Escorted by police, officials tasked with resolving the rubbish emergency forced their way past angry locals and into a closed refuse dump which is now expected to be prepared for re-opening.
With an estimated 100,000 tons of trash lying in the streets of Naples and the surrounding area, the European Union has warned it could act against Italy unless it resolved the problems quickly.
The situation ''worries the Commission and it will monitor events closely in the coming weeks,'' a spokeswoman for EU Environment Commissioner Stavros Dimas on Thursday.
The special commissioner appointed by the government to deal with the Campania trash crisis decided to ease the situation by taking the refuse to the Pianura site, making the old trash dump the focal point of the current emergency.

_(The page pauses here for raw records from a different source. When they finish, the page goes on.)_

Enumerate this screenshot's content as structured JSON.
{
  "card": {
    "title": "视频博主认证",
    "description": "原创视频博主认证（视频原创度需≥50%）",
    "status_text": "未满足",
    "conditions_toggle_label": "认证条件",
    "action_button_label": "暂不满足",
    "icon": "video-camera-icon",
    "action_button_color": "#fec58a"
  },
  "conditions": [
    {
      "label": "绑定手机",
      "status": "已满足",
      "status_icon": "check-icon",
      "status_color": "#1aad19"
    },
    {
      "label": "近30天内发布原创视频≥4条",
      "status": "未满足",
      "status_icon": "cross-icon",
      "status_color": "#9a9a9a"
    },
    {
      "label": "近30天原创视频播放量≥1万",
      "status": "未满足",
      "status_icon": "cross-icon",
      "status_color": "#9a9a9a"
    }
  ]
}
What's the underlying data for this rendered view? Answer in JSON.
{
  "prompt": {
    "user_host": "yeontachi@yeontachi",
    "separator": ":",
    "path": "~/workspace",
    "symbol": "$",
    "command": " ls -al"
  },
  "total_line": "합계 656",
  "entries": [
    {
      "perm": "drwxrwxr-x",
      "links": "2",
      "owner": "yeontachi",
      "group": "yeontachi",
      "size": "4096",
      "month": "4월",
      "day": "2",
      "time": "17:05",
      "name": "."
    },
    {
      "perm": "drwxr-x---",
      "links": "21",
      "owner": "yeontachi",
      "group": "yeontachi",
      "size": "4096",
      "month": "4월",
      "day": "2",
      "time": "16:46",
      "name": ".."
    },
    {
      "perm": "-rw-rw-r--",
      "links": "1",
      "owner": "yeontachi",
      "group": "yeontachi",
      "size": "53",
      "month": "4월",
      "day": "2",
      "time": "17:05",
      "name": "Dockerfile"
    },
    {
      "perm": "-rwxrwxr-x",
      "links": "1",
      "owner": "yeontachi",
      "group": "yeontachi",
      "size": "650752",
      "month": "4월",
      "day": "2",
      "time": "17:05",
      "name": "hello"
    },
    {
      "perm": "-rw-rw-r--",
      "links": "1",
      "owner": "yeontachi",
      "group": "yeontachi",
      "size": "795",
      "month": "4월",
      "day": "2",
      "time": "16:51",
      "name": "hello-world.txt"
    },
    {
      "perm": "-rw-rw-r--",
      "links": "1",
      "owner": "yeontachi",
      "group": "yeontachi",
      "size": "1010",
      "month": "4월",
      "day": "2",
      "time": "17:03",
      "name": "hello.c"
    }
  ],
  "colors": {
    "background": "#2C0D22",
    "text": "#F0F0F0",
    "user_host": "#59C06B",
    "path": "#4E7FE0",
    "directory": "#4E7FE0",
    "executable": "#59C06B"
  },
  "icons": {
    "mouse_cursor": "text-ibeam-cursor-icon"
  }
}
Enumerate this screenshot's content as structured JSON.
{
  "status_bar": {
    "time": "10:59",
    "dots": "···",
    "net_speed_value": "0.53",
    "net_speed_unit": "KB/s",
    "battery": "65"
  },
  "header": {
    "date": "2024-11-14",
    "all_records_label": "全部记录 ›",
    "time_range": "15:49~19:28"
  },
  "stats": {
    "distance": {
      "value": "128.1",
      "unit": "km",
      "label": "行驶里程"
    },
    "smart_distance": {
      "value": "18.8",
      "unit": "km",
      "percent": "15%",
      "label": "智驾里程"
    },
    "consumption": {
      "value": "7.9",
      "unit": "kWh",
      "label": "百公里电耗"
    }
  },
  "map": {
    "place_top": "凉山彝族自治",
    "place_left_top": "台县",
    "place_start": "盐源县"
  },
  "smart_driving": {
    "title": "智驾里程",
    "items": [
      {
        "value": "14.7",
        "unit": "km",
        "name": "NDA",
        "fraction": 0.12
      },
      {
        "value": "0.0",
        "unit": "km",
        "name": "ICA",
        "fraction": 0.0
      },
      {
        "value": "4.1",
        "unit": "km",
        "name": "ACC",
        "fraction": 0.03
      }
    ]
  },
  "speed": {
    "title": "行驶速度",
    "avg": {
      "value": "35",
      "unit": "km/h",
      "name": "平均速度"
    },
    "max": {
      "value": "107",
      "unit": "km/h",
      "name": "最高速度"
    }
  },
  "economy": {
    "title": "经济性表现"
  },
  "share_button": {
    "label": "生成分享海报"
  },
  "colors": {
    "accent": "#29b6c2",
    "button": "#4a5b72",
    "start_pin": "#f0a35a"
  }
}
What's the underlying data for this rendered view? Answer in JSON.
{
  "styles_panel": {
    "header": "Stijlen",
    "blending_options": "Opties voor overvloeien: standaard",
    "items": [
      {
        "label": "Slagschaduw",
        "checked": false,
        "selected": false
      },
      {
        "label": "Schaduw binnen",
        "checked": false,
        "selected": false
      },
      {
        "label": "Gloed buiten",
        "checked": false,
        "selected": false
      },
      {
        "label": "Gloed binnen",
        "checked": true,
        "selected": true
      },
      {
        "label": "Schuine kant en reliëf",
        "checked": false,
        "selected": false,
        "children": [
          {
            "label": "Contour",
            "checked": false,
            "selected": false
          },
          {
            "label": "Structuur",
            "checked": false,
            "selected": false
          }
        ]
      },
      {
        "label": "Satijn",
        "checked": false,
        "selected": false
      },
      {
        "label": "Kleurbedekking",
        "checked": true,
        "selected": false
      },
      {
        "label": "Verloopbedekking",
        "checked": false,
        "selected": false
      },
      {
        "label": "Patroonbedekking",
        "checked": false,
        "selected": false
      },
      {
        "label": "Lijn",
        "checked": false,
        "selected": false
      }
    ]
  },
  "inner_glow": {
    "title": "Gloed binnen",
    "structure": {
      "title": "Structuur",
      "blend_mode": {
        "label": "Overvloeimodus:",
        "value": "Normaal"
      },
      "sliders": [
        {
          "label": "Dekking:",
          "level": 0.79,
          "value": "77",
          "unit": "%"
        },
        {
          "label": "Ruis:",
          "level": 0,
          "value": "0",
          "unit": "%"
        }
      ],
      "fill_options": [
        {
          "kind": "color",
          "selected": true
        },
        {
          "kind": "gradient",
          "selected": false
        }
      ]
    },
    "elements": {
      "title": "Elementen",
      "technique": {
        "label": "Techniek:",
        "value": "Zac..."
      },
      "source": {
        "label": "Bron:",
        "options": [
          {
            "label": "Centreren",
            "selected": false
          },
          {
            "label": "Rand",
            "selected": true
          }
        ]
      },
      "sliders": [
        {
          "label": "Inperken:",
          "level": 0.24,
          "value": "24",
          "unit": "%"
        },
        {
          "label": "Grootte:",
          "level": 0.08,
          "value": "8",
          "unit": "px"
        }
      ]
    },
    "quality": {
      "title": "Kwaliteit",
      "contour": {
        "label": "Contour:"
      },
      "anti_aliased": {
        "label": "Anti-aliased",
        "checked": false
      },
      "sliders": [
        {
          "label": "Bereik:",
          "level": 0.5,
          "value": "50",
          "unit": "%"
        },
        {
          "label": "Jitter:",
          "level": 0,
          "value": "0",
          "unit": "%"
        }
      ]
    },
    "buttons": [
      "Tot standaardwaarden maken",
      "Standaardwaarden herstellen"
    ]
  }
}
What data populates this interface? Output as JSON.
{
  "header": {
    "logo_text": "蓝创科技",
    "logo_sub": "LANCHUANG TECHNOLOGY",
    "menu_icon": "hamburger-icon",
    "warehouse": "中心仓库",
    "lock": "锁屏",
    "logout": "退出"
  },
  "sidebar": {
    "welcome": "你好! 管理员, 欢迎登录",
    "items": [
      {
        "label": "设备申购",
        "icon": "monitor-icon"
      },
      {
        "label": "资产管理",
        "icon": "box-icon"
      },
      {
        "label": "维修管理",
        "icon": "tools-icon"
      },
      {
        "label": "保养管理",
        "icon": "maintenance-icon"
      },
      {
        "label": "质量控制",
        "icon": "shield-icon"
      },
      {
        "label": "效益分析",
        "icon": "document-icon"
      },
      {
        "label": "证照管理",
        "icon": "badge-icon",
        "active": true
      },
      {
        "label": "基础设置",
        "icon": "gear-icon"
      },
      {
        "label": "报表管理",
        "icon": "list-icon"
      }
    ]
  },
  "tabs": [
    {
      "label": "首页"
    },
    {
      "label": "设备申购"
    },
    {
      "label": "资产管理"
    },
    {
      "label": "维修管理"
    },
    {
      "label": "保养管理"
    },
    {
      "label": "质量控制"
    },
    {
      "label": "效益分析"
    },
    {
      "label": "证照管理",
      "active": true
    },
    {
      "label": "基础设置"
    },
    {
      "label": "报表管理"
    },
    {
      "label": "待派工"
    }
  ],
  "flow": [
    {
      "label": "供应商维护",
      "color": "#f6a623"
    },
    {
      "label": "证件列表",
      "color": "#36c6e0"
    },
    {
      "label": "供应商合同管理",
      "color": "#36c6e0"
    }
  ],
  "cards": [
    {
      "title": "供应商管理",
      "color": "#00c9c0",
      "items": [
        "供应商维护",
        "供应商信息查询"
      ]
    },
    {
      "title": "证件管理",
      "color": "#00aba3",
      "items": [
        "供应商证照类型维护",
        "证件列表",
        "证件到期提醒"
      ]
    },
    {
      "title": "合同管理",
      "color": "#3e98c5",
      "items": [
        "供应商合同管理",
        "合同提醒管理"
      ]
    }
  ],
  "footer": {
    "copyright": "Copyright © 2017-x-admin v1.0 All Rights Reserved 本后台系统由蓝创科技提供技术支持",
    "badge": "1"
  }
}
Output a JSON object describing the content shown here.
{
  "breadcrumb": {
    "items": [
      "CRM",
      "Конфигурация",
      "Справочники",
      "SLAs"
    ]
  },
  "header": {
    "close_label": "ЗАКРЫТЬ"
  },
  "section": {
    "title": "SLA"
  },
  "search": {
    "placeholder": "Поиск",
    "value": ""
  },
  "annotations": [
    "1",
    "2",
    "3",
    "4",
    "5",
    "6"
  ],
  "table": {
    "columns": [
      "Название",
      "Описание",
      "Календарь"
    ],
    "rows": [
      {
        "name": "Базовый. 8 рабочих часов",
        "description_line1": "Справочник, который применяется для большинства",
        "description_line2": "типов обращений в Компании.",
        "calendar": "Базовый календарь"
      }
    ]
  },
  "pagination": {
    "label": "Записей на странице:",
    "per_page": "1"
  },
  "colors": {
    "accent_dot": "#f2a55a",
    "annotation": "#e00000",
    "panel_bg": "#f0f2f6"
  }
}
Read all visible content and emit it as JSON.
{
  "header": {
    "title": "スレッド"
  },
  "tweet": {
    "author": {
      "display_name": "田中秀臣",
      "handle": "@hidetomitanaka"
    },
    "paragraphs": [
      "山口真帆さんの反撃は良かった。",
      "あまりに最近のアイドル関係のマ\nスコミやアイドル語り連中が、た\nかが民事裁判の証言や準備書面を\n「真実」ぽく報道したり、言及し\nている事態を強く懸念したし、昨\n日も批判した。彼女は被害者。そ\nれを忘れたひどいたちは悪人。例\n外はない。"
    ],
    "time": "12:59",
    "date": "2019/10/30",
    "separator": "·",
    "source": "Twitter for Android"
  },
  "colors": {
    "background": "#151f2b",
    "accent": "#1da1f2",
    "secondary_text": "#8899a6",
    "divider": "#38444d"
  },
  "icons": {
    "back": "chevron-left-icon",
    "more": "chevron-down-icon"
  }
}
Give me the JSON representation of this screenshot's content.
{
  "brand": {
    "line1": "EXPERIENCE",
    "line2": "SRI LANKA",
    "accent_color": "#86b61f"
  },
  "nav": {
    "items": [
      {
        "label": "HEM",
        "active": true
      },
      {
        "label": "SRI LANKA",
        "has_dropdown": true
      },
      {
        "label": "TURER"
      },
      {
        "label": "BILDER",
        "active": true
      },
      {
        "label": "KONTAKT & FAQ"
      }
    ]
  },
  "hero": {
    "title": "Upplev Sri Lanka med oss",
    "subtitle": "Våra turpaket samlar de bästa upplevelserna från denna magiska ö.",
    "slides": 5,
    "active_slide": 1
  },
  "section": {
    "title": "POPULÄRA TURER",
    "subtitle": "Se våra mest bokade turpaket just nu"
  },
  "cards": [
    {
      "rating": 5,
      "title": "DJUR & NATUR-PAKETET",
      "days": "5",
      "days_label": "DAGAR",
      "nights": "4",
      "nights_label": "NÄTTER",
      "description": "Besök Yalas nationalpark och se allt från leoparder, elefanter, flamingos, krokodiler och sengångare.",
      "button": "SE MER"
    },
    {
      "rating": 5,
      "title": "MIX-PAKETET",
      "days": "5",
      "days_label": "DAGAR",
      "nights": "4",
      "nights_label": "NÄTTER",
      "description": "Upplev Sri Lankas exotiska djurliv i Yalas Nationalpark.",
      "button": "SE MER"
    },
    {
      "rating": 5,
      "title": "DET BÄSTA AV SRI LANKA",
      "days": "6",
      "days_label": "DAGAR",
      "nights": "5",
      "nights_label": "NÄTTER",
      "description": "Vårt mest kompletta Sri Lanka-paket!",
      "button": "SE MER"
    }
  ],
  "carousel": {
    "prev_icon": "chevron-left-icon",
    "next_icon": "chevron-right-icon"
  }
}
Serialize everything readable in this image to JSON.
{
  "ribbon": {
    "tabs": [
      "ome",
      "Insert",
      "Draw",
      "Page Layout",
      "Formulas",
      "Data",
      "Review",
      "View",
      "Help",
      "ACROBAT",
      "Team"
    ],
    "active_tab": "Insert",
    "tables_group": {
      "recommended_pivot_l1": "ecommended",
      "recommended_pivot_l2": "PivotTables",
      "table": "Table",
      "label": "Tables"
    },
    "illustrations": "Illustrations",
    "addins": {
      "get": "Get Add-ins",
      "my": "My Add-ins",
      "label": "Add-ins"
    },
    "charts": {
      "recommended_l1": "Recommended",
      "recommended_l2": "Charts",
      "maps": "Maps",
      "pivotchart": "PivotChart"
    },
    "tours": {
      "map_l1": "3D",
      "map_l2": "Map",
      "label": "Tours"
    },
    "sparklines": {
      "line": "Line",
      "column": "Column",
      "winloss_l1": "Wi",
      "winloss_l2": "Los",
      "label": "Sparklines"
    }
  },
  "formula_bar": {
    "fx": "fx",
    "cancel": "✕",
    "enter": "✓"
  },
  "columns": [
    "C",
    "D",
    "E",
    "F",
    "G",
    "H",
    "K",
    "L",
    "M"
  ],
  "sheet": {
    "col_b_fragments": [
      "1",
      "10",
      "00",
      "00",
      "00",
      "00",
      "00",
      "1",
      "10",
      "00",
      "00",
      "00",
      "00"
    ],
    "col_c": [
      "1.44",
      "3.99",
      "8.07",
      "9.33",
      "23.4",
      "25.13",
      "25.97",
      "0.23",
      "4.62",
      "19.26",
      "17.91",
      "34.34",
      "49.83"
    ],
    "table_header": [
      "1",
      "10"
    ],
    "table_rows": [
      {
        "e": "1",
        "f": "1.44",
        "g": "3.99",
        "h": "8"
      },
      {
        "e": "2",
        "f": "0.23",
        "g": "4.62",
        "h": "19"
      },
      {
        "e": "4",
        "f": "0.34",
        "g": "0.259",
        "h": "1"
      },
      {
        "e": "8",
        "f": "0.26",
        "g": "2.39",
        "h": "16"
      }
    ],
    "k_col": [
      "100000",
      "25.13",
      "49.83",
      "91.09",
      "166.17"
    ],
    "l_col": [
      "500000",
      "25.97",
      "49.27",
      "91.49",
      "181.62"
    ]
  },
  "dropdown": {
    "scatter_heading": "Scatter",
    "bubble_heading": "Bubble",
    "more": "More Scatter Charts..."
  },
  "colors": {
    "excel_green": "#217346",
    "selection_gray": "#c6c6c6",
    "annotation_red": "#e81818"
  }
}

Local people, who want the site to stay closed, have mobilised to challenge the decision. About 100 protestors guarded the main entrance to the site during the night in a bid to stop authorities entering it.
On Thursday more demonstrators blocked local roads and rail lines.
Meanwhile, in the rest of Naples, residents exasperated by the continued presence of smelly bags of rubbish outside their homes set fire to overflowing bins again on Wednesday night.
This action - which forced fire-fighters to make 75 separate outings during the night - only worsened the health risk as the burning trash released poisonous dioxins into the air.
The latest emergency comes after two refuse storage sites in the Campania region were closed over the New Year because they were saturated.
Authorities, who face public protests every time they select new sites, have been unable to find replacement landfills and treatment plants.
A failure to organise recycling schemes, coupled with the problems finding new destinations for the Campania region's rubbish, has meant the area has faced recurrent trash emergencies over the last decade.
Centre-right politicians lambasted the regional and national government on Thursday for failing to find a solution.
''The latest warning from the EU to the government sets the seal on its failure over the last two years,'' said Antonio Martusciello of Forza Italia, adding that two billion euros had been spent in recent years in a bid to resolve trash disposal problems.
''The issue of rubbish in Campania must be treated as a national issue because, on top of the drama it creates for the local population, it also seriously damages the country's image,'' said Roberto Della Seta of the centre-left Democratic Party.